The Alexander Technique: The Art of Non-Doing
The Alexander Technique isn’t about learning what to do to get posture right. It’s about learning how to stop doing the things that make it wrong.
It’s a process of un-learning. You learn to recognize the familiar, unconscious habits of tension (like pulling your head down into your spine when you stand up) and, crucially, you learn to inhibit them, to choose not to react in your habitual way.
You replace the doing with "directing": allowing your neck to be free, your head to move forward and up (over the atlantooccipital joint, where the spine meets the skull), and your back to lengthen and widen. These are not commands to tense muscles, but gentle intentions that allow your innate coordination to re-emerge.
It’s the difference between:
- DOING: Gripping your shoulders back and down with muscular force. (This is exhausting.)
- ALLOWING: Releasing the tension that is hunching your shoulders forward, so they can naturally release back and widen. (This is liberating.)
How to Start Thinking About It Differently
- Reframe the Goal: Stop trying to “achieve good posture.” Your goal is to notice and release tension that is pulling you out of alignment. Are you pulling your head back and down, and your shoulders up? Say no to that.
- Think in Terms of Space, Not Compression: Instead of squeezing yourself upright, think of creating length, but also generally engaging outwards into your environment. The length is best achieved through releasing the back of the head upwards such that your nose bobs down a little. Allow your neck to stay back with the rest of your spine. Be aware of the space behind you.
- Trust Your Design: Have faith that your body knows how to support itself. Your job is to get out of your own way. If in doubt, move. Explore alternatives. Remember posture itself a movement.

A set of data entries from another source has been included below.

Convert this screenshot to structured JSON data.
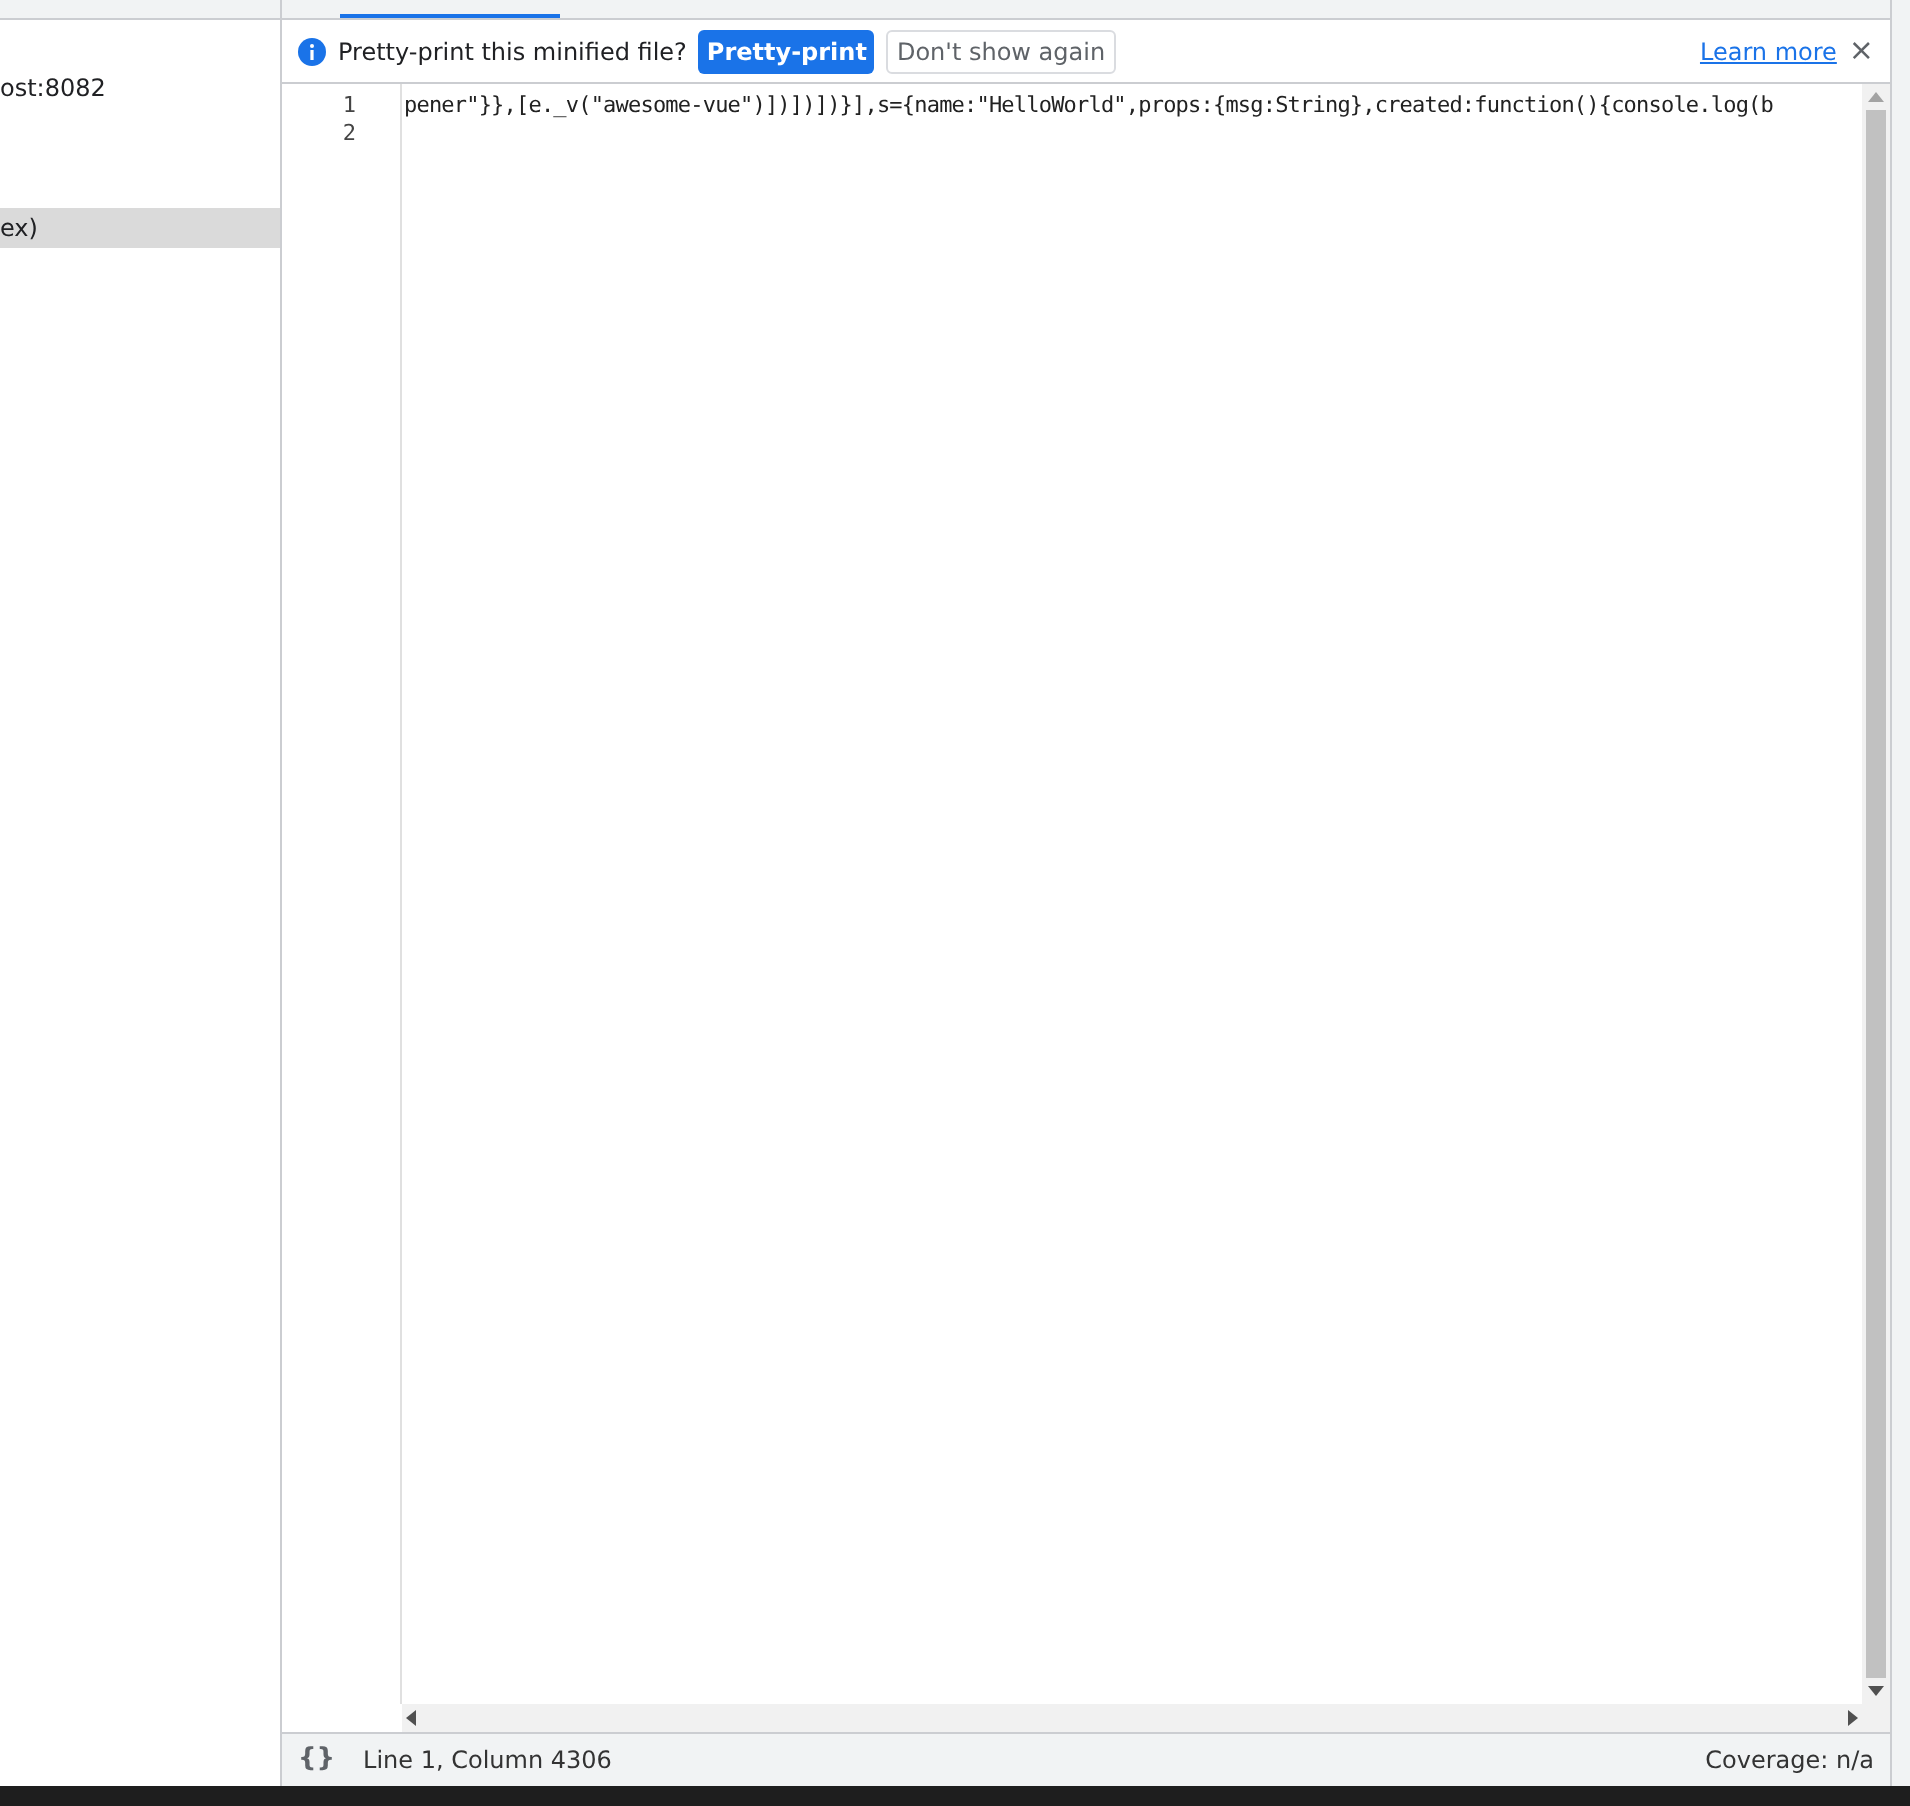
{
  "sidebar": {
    "items": [
      {
        "label": "ost:8082",
        "selected": false
      },
      {
        "label": "ex)",
        "selected": true
      }
    ]
  },
  "infobar": {
    "message": "Pretty-print this minified file?",
    "buttons": [
      {
        "label": "Pretty-print",
        "kind": "primary"
      },
      {
        "label": "Don't show again",
        "kind": "secondary"
      }
    ],
    "link": "Learn more",
    "close": "×"
  },
  "editor": {
    "lines": [
      {
        "number": "1",
        "code": "pener\"}},[e._v(\"awesome-vue\")])])])}],s={name:\"HelloWorld\",props:{msg:String},created:function(){console.log(b"
      },
      {
        "number": "2"
      }
    ]
  },
  "status_bar": {
    "format_icon": "{}",
    "position": "Line 1, Column 4306",
    "coverage": "Coverage: n/a"
  }
}
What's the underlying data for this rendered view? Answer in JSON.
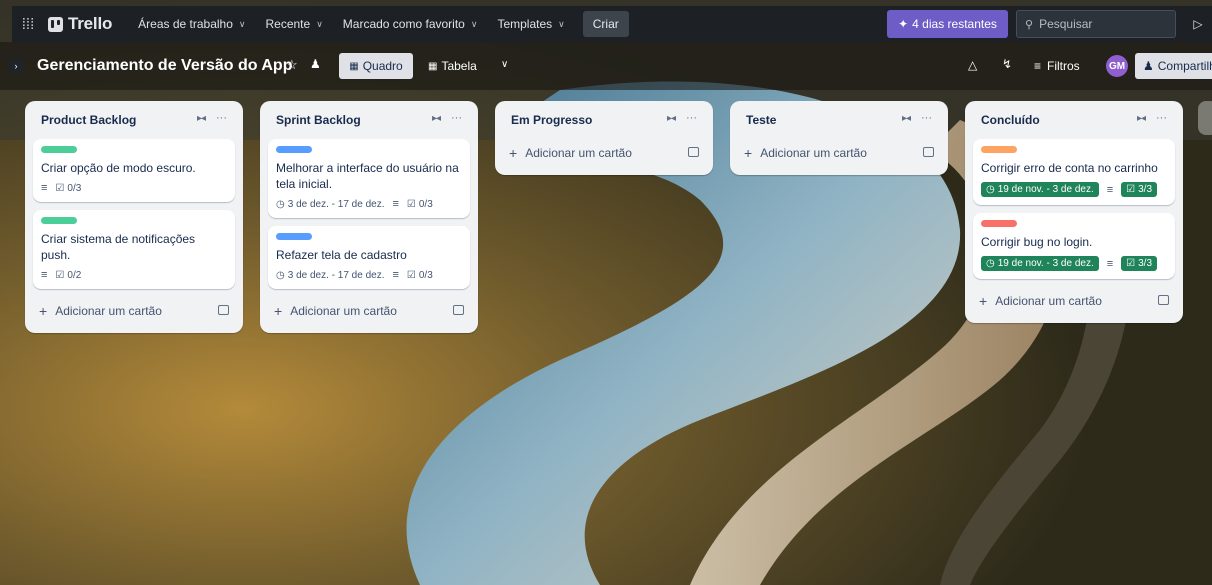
{
  "topnav": {
    "apps_icon": "grid-icon",
    "logo": "Trello",
    "menu": [
      {
        "label": "Áreas de trabalho"
      },
      {
        "label": "Recente"
      },
      {
        "label": "Marcado como favorito"
      },
      {
        "label": "Templates"
      }
    ],
    "create": "Criar",
    "trial": "4 dias restantes",
    "search_placeholder": "Pesquisar",
    "notification_icon": "bell-icon"
  },
  "board": {
    "title": "Gerenciamento de Versão do App",
    "views": {
      "board": "Quadro",
      "table": "Tabela"
    },
    "filters": "Filtros",
    "avatar_initials": "GM",
    "share": "Compartilhar"
  },
  "lists": [
    {
      "title": "Product Backlog",
      "cards": [
        {
          "label_color": "#4bce97",
          "title": "Criar opção de modo escuro.",
          "checklist": "0/3"
        },
        {
          "label_color": "#4bce97",
          "title": "Criar sistema de notificações push.",
          "checklist": "0/2"
        }
      ],
      "add_card": "Adicionar um cartão"
    },
    {
      "title": "Sprint Backlog",
      "cards": [
        {
          "label_color": "#579dff",
          "title": "Melhorar a interface do usuário na tela inicial.",
          "dates": "3 de dez. - 17 de dez.",
          "checklist": "0/3"
        },
        {
          "label_color": "#579dff",
          "title": "Refazer tela de cadastro",
          "dates": "3 de dez. - 17 de dez.",
          "checklist": "0/3"
        }
      ],
      "add_card": "Adicionar um cartão"
    },
    {
      "title": "Em Progresso",
      "cards": [],
      "add_card": "Adicionar um cartão"
    },
    {
      "title": "Teste",
      "cards": [],
      "add_card": "Adicionar um cartão"
    },
    {
      "title": "Concluído",
      "cards": [
        {
          "label_color": "#fea362",
          "title": "Corrigir erro de conta no carrinho",
          "dates": "19 de nov. - 3 de dez.",
          "checklist": "3/3"
        },
        {
          "label_color": "#f87168",
          "title": "Corrigir bug no login.",
          "dates": "19 de nov. - 3 de dez.",
          "checklist": "3/3"
        }
      ],
      "add_card": "Adicionar um cartão"
    }
  ]
}
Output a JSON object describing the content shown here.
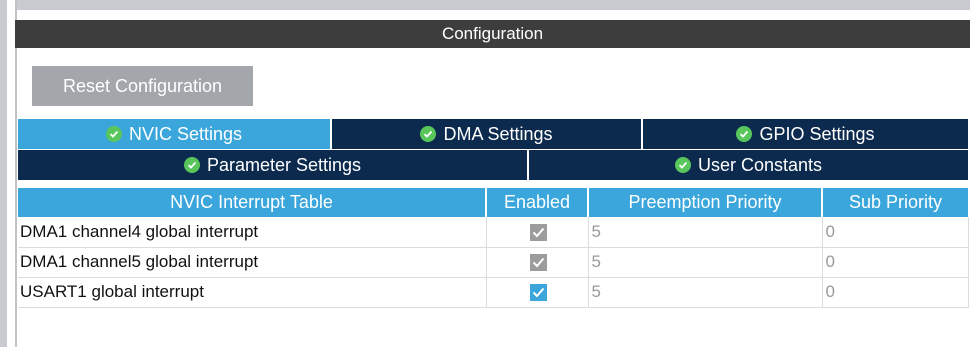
{
  "panel": {
    "title": "Configuration"
  },
  "toolbar": {
    "reset_label": "Reset Configuration"
  },
  "tabs_row1": [
    {
      "label": "NVIC Settings",
      "active": true
    },
    {
      "label": "DMA Settings",
      "active": false
    },
    {
      "label": "GPIO Settings",
      "active": false
    }
  ],
  "tabs_row2": [
    {
      "label": "Parameter Settings",
      "active": false
    },
    {
      "label": "User Constants",
      "active": false
    }
  ],
  "table": {
    "headers": [
      "NVIC Interrupt Table",
      "Enabled",
      "Preemption Priority",
      "Sub Priority"
    ],
    "rows": [
      {
        "name": "DMA1 channel4 global interrupt",
        "enabled": true,
        "editable": false,
        "preemption": "5",
        "sub": "0"
      },
      {
        "name": "DMA1 channel5 global interrupt",
        "enabled": true,
        "editable": false,
        "preemption": "5",
        "sub": "0"
      },
      {
        "name": "USART1 global interrupt",
        "enabled": true,
        "editable": true,
        "preemption": "5",
        "sub": "0"
      }
    ]
  },
  "colors": {
    "accent": "#3aa6dc",
    "tab_dark": "#0c2a4e",
    "header_dark": "#3d3d3d",
    "check_green": "#59c65c"
  },
  "icons": {
    "tab_status": "check-circle-icon",
    "checkbox": "checkbox-icon"
  }
}
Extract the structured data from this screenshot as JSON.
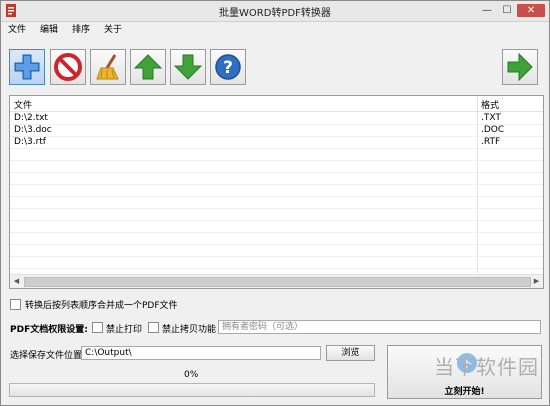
{
  "window": {
    "title": "批量WORD转PDF转换器",
    "minimize": "—",
    "maximize": "☐",
    "close": "✕"
  },
  "menu": [
    "文件",
    "编辑",
    "排序",
    "关于"
  ],
  "toolbar": {
    "buttons": [
      "add-icon",
      "delete-icon",
      "clear-icon",
      "move-up-icon",
      "move-down-icon",
      "help-icon"
    ],
    "next": "next-arrow-icon"
  },
  "file_list": {
    "columns": [
      "文件",
      "格式"
    ],
    "rows": [
      {
        "file": "D:\\2.txt",
        "format": ".TXT"
      },
      {
        "file": "D:\\3.doc",
        "format": ".DOC"
      },
      {
        "file": "D:\\3.rtf",
        "format": ".RTF"
      }
    ]
  },
  "options": {
    "merge_label": "转换后按列表顺序合并成一个PDF文件",
    "pdf_perm_label": "PDF文档权限设置:",
    "no_print_label": "禁止打印",
    "no_copy_label": "禁止拷贝功能",
    "password_placeholder": "拥有者密码（可选）"
  },
  "save": {
    "label": "选择保存文件位置",
    "path": "C:\\Output\\",
    "browse_label": "浏览"
  },
  "progress": {
    "text": "0%",
    "value": 0
  },
  "start_button": {
    "label": "立刻开始!"
  },
  "watermark": {
    "text": "当下软件园",
    "badge": "下"
  },
  "colors": {
    "accent": "#4f86c8",
    "green": "#3fa33a",
    "close": "#c7504c"
  }
}
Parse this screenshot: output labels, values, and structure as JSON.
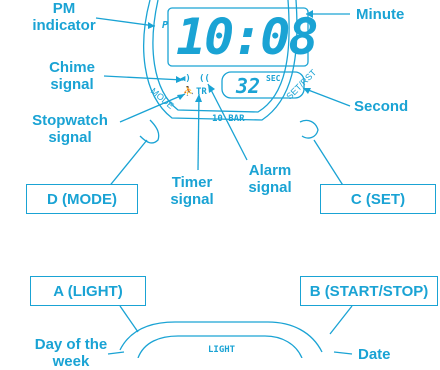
{
  "labels": {
    "pm_indicator": "PM\nindicator",
    "minute": "Minute",
    "chime_signal": "Chime\nsignal",
    "second": "Second",
    "stopwatch_signal": "Stopwatch\nsignal",
    "timer_signal": "Timer\nsignal",
    "alarm_signal": "Alarm\nsignal",
    "day_of_the_week": "Day of the\nweek",
    "date": "Date"
  },
  "buttons": {
    "d_mode": "D (MODE)",
    "c_set": "C (SET)",
    "a_light": "A (LIGHT)",
    "b_start_stop": "B (START/STOP)"
  },
  "watch": {
    "time_digits": "10:08",
    "pm_mark": "P",
    "second_digits": "32",
    "sec_label": "SEC",
    "tr_label": "TR",
    "mode_bezel": "MODE",
    "set_rst_bezel": "SET/RST",
    "water_resist": "10 BAR",
    "light_bezel": "LIGHT"
  },
  "colors": {
    "accent": "#1aa3d4",
    "background": "#ffffff"
  }
}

- Practice Pausing: Before you move, to stand up, type an email, or lift a cup, take a moment. Notice if you are bracing, tightening, or holding your breath. Choose to let that go first, then move, and if the old tension habits arise in the the movement, stop and reorganise.
Just as you trust your body/Self (your psychophysical self) to breathe and blink, you can learn to trust it to find its own elegant, supported, and effortless posture. You don't need to build it from scratch. You just need to remove the obstacles.
"Good" posture is the most efficient thing you can do. That's what makes it good. Which means it's also physically the laziest thing you can do. It means you need to do less, not more. The greatest skill you can develop is not one of addition, but of subtraction: the art of stopping, and letting your natural good use, or poise, return.